In-Between Travel law passes third reading - debate highlights
The hard-fought-for right to be paid for time spent travelling between clients was finally won in February - with the Home And Community Support Settlement Bill passing its third reading. MPs paid tribute to the well-deserved win for home care workers, and praised the PSA and other unions for fighting hard for workers. Here's a selection of speeches from the third reading debate:
Iain Lees-Galloway (Labour): I think this is a wonderful victory for working people, and it is a demonstration of the important role that unions still hold in the modern New Zealand workplace. Even during a period of time when the Government has changed the law to diminish the role of unions to make it harder for them to do their job and harder for them to get positive and fair outcomes for their members and for other workers, these unions-the PSA and E tū, supported by the -Council of Trade Unions-have been able to achieve a fantastic outcome. And it is good for the industry as well .. Unions are still, even under this Government, gaining enormous successes for their members and for workers right across New Zealand, and today is a day that we should celebrate unions and that unions should celebrate the work that they are doing.
Denise Roche (Greens): I think we have to recognise and thank the unions for taking this proactive approach, for engaging in a conversation looking at the future-exchanging back-pay compensation for future benefits. I think that is the difference between an industrial relations lawyer, who could have taken the case and could have gone for back-pay claims. The difference between that and the unions is that they take the sensible, collaborative, collective approach, looking for practical and pragmatic solutions. I think we need to note that these benefits will be passed on to home carers who are not union members. It is good that that happens, because otherwise they undercut the ones who are union members. We should really recognise that in lots of different sectors that unions negotiate pragmatic deals that benefit their union members, but which are also passed on to others in the sector.
Barbara Stewart (NZ First): In New Zealand First we would also like to thank those thousands of home and community-based care and support workers who work tirelessly every day to make their client’s day just a little bit brighter, a little bit better. We know it can be really challenging work-it is not easy-but I know for a fact that these people are passionate about making a difference, they are highly skilled, and we should appreciate the very important job that they do. Their dedication in their work keeps many of our elderly-many of our seniors-out of -rest homes. We all know that people want to live independently for as long as they possibly can, and this group of workers are absolutely essential to ensuring that this happens. So, we acknowledge the fantastic work that they do.
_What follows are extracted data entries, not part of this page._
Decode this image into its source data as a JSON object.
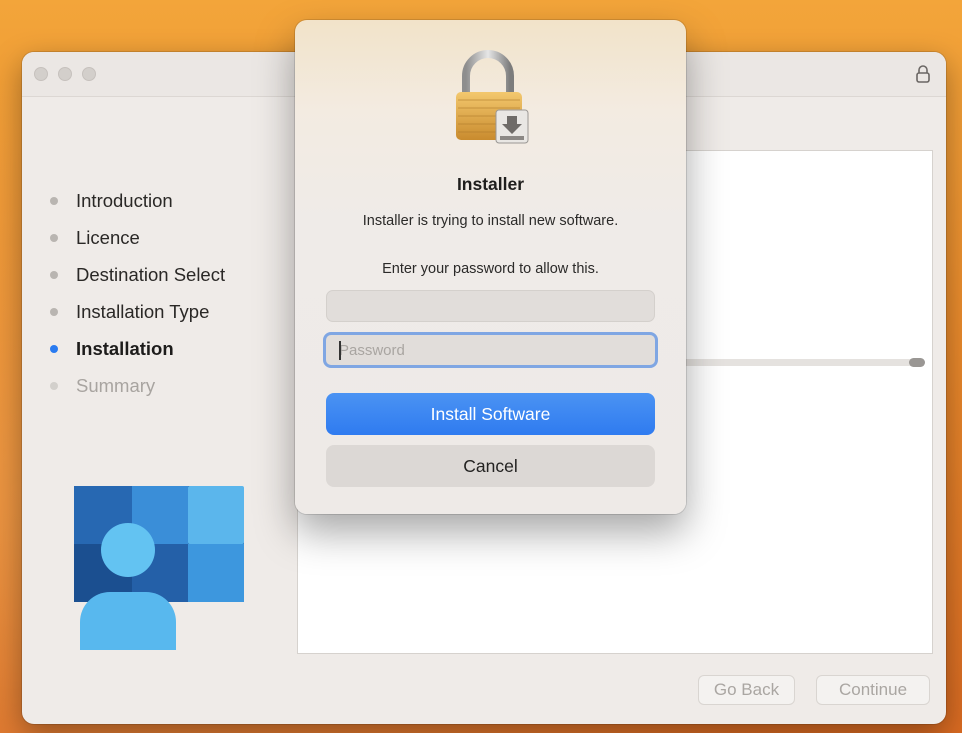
{
  "installer": {
    "steps": [
      {
        "label": "Introduction",
        "state": "done"
      },
      {
        "label": "Licence",
        "state": "done"
      },
      {
        "label": "Destination Select",
        "state": "done"
      },
      {
        "label": "Installation Type",
        "state": "done"
      },
      {
        "label": "Installation",
        "state": "active"
      },
      {
        "label": "Summary",
        "state": "pending"
      }
    ],
    "footer": {
      "go_back": "Go Back",
      "continue": "Continue"
    },
    "progress": 1.0
  },
  "auth_dialog": {
    "title": "Installer",
    "message": "Installer is trying to install new software.",
    "prompt": "Enter your password to allow this.",
    "username_value": "",
    "password_placeholder": "Password",
    "primary_button": "Install Software",
    "cancel_button": "Cancel"
  },
  "icons": {
    "window_lock": "lock-icon",
    "dialog_lock": "padlock-installer-icon",
    "app_logo": "company-portal-logo"
  },
  "colors": {
    "accent": "#2f7bf0",
    "active_step_dot": "#2a7bf0",
    "desktop": "#e98a2c"
  }
}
Dr Shane Reti (National-Whangarei): This bill goes some way to valuing the efforts of our home and community support sector. It does so by pay recognition, a formula that fundamentally measures time and distance. I want to recognise what the sector does that is also valuable but cannot be measured by time and distance, which will probably never actually be well measured in a formula of this kind-a smile, a warm touch, human contact. These are all very important. They are not in the formula, but it is our belief they are just as important, and it is our hope that pay recognition goes some way to acknowledging this important sector and the invaluable work that they do.